I reached for Amélia’s tangled threads as he continued. “And I deserve to be free of you, treacherous bitch.”
I was stunned by his words and barely had my fingers in the knotted gyre of her energy, which sent a sharp, electric pain stabbing into my cut finger and running up my hand like fire, when he pushed his free hand against his own chest and tore away the tiny energetic filament that held them to each other. Amélia shrieked and writhed in my grip. Carlos spat a word at her that coruscated with spikes of obsidian black and bleeding red thorns. Then he plunged his hands into her spectral form, ripping her into shreds with two violent swipes. The hot, bright core of her energy snuffed out and she unraveled in a swift tumble of gleaming threads and a waning cry that dropped to a whisper as she fell apart and then vanished into silence.

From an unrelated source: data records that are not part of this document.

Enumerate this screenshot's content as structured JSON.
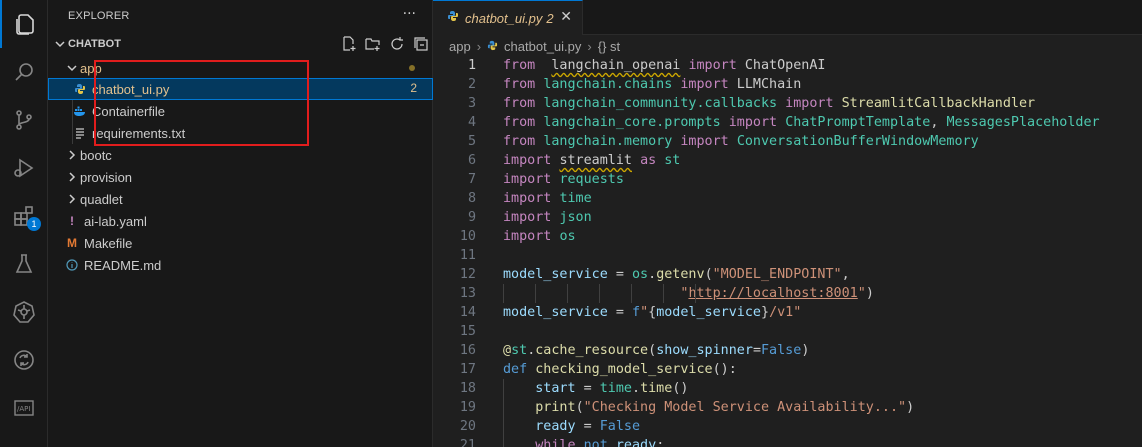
{
  "activity_bar": {
    "items": [
      {
        "name": "explorer-icon",
        "active": true
      },
      {
        "name": "search-icon"
      },
      {
        "name": "source-control-icon"
      },
      {
        "name": "run-debug-icon"
      },
      {
        "name": "extensions-icon",
        "badge": "1"
      },
      {
        "name": "testing-icon"
      },
      {
        "name": "kubernetes-icon"
      },
      {
        "name": "sync-icon"
      },
      {
        "name": "api-icon"
      }
    ]
  },
  "sidebar": {
    "title": "EXPLORER",
    "more": "···",
    "section_label": "CHATBOT",
    "tree": [
      {
        "label": "app",
        "type": "folder-open",
        "depth": 1,
        "color": "#e2c08d"
      },
      {
        "label": "chatbot_ui.py",
        "type": "python",
        "depth": 2,
        "selected": true,
        "count": "2",
        "color": "#e2c08d"
      },
      {
        "label": "Containerfile",
        "type": "docker",
        "depth": 2
      },
      {
        "label": "requirements.txt",
        "type": "text",
        "depth": 2
      },
      {
        "label": "bootc",
        "type": "folder",
        "depth": 1
      },
      {
        "label": "provision",
        "type": "folder",
        "depth": 1
      },
      {
        "label": "quadlet",
        "type": "folder",
        "depth": 1
      },
      {
        "label": "ai-lab.yaml",
        "type": "yaml",
        "depth": 1
      },
      {
        "label": "Makefile",
        "type": "makefile",
        "depth": 1
      },
      {
        "label": "README.md",
        "type": "info",
        "depth": 1
      }
    ]
  },
  "editor": {
    "tab": {
      "name": "chatbot_ui.py",
      "count": "2",
      "close": "✕"
    },
    "breadcrumb": {
      "folder": "app",
      "file": "chatbot_ui.py",
      "symbol": "{} st"
    },
    "lines": [
      {
        "n": "1",
        "tokens": [
          [
            "ctrl",
            "from"
          ],
          [
            "",
            "  "
          ],
          [
            "sq",
            "langchain_openai"
          ],
          [
            "",
            " "
          ],
          [
            "ctrl",
            "import"
          ],
          [
            "",
            " ChatOpenAI"
          ]
        ]
      },
      {
        "n": "2",
        "tokens": [
          [
            "ctrl",
            "from"
          ],
          [
            "",
            " "
          ],
          [
            "mod",
            "langchain.chains"
          ],
          [
            "",
            " "
          ],
          [
            "ctrl",
            "import"
          ],
          [
            "",
            " LLMChain"
          ]
        ]
      },
      {
        "n": "3",
        "tokens": [
          [
            "ctrl",
            "from"
          ],
          [
            "",
            " "
          ],
          [
            "mod",
            "langchain_community.callbacks"
          ],
          [
            "",
            " "
          ],
          [
            "ctrl",
            "import"
          ],
          [
            "",
            " "
          ],
          [
            "fn",
            "StreamlitCallbackHandler"
          ]
        ]
      },
      {
        "n": "4",
        "tokens": [
          [
            "ctrl",
            "from"
          ],
          [
            "",
            " "
          ],
          [
            "mod",
            "langchain_core.prompts"
          ],
          [
            "",
            " "
          ],
          [
            "ctrl",
            "import"
          ],
          [
            "",
            " "
          ],
          [
            "mod",
            "ChatPromptTemplate"
          ],
          [
            "",
            ", "
          ],
          [
            "mod",
            "MessagesPlaceholder"
          ]
        ]
      },
      {
        "n": "5",
        "tokens": [
          [
            "ctrl",
            "from"
          ],
          [
            "",
            " "
          ],
          [
            "mod",
            "langchain.memory"
          ],
          [
            "",
            " "
          ],
          [
            "ctrl",
            "import"
          ],
          [
            "",
            " "
          ],
          [
            "mod",
            "ConversationBufferWindowMemory"
          ]
        ]
      },
      {
        "n": "6",
        "tokens": [
          [
            "ctrl",
            "import"
          ],
          [
            "",
            " "
          ],
          [
            "sq",
            "streamlit"
          ],
          [
            "",
            " "
          ],
          [
            "ctrl",
            "as"
          ],
          [
            "",
            " "
          ],
          [
            "mod",
            "st"
          ]
        ]
      },
      {
        "n": "7",
        "tokens": [
          [
            "ctrl",
            "import"
          ],
          [
            "",
            " "
          ],
          [
            "mod",
            "requests"
          ]
        ]
      },
      {
        "n": "8",
        "tokens": [
          [
            "ctrl",
            "import"
          ],
          [
            "",
            " "
          ],
          [
            "mod",
            "time"
          ]
        ]
      },
      {
        "n": "9",
        "tokens": [
          [
            "ctrl",
            "import"
          ],
          [
            "",
            " "
          ],
          [
            "mod",
            "json"
          ]
        ]
      },
      {
        "n": "10",
        "tokens": [
          [
            "ctrl",
            "import"
          ],
          [
            "",
            " "
          ],
          [
            "mod",
            "os"
          ]
        ]
      },
      {
        "n": "11",
        "tokens": []
      },
      {
        "n": "12",
        "tokens": [
          [
            "var",
            "model_service"
          ],
          [
            "",
            " = "
          ],
          [
            "mod",
            "os"
          ],
          [
            "",
            "."
          ],
          [
            "fn",
            "getenv"
          ],
          [
            "",
            "("
          ],
          [
            "str",
            "\"MODEL_ENDPOINT\""
          ],
          [
            "",
            ","
          ]
        ]
      },
      {
        "n": "13",
        "tokens": [
          [
            "",
            "                      "
          ],
          [
            "str",
            "\""
          ],
          [
            "url",
            "http://localhost:8001"
          ],
          [
            "str",
            "\""
          ],
          [
            "",
            ")"
          ]
        ]
      },
      {
        "n": "14",
        "tokens": [
          [
            "var",
            "model_service"
          ],
          [
            "",
            " = "
          ],
          [
            "kw",
            "f"
          ],
          [
            "str",
            "\""
          ],
          [
            "",
            "{"
          ],
          [
            "var",
            "model_service"
          ],
          [
            "",
            "}"
          ],
          [
            "str",
            "/v1\""
          ]
        ]
      },
      {
        "n": "15",
        "tokens": []
      },
      {
        "n": "16",
        "tokens": [
          [
            "deco",
            "@"
          ],
          [
            "mod",
            "st"
          ],
          [
            "",
            "."
          ],
          [
            "fn",
            "cache_resource"
          ],
          [
            "",
            "("
          ],
          [
            "var",
            "show_spinner"
          ],
          [
            "",
            "="
          ],
          [
            "kw",
            "False"
          ],
          [
            "",
            ")"
          ]
        ]
      },
      {
        "n": "17",
        "tokens": [
          [
            "kw",
            "def"
          ],
          [
            "",
            " "
          ],
          [
            "fn",
            "checking_model_service"
          ],
          [
            "",
            "():"
          ]
        ]
      },
      {
        "n": "18",
        "tokens": [
          [
            "",
            "    "
          ],
          [
            "var",
            "start"
          ],
          [
            "",
            " = "
          ],
          [
            "mod",
            "time"
          ],
          [
            "",
            "."
          ],
          [
            "fn",
            "time"
          ],
          [
            "",
            "()"
          ]
        ]
      },
      {
        "n": "19",
        "tokens": [
          [
            "",
            "    "
          ],
          [
            "fn",
            "print"
          ],
          [
            "",
            "("
          ],
          [
            "str",
            "\"Checking Model Service Availability...\""
          ],
          [
            "",
            ")"
          ]
        ]
      },
      {
        "n": "20",
        "tokens": [
          [
            "",
            "    "
          ],
          [
            "var",
            "ready"
          ],
          [
            "",
            " = "
          ],
          [
            "kw",
            "False"
          ]
        ]
      },
      {
        "n": "21",
        "tokens": [
          [
            "",
            "    "
          ],
          [
            "ctrl",
            "while"
          ],
          [
            "",
            " "
          ],
          [
            "kw",
            "not"
          ],
          [
            "",
            " "
          ],
          [
            "var",
            "ready"
          ],
          [
            "",
            ":"
          ]
        ]
      }
    ]
  }
}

She was gone. Still dripping wet, I stared at Carlos, aghast, shivering not from the water, but from shock and the electric feeling that had coursed through me until he tore her apart. I had seen him dissipate ghosts before, but never with such brutality, and I had never felt so much as if a small part of me had been shredded with her.
Carlos closed his eyes, his chest heaving as if his actions had cost him dearly.
“I don’t understand,” I said, rubbing my arms and trying to silence the buzzing sensation touching her had brought on.
He caught his breath, looked up at me, and got back to his feet. He glared out at the family, neighbors, and workers, arrested in their dinner, until they turned their heads and returned to their food. He swung back to me and Quinton, his expression bleak as a wasteland. “She had to be released, but she tried to kill us all and—unlike you, Greywalker—my compassion is limited.”
“Amélia . . . knew Lenoir? The one who made Sergeyev’s box?” Quinton asked, coming to put an arm around my shoulder and hold me close—though for his own sake or mine, I couldn’t guess.
“Yes. My old master. The man who murdered me.”
Carlos walked past us and disappeared into the house. I glanced out at the people in the field, but they conspicuously didn’t look back.
“I think I missed something. What has Lenoir to do with this?”
“I thought—but I never did tell you, did I?”
Quinton gave an exasperated sigh. “Tell me what?”
“The night I went out after him, Carlos had gone to talk to Lenoir’s shade at Carmo and Griffin tried to kill him—that setup appears to have been Amélia’s doing—but how would Amélia know Lenoir? Carlos wouldn’t have introduced them during her lifetime and ghosts don’t usually—”
“Get chummy after death? Yeah, I remember your saying that before. But I don’t think it would be smart of us to ask Carlos about that right now, do you?”
I shook my head.
He looked at me, still rubbing my arms. “Are you all right?”
“Feels like static all over my skin. And I never thought I’d say I feel cold here, but I do.”
“We’d better go in and dry off,” Quinton said.
“Yes,” I replied, turning with him as he led me back toward the house.
Nelia was in the doorway when we reached it. Her eyes were too bright and she smiled at us with a strange feverishness. “I knew it,” she said.
“He is Carlos.”
“You know that’s not possible,” I said.
She smiled and held out some towels, but she didn’t say anything beyond, “Put your clothes in the hall and I’ll dry them for you.” Then she walked away, leaving Quinton and me alone in the salon.
We exchanged a puzzled look and returned to our room, dampened in more than our clothes.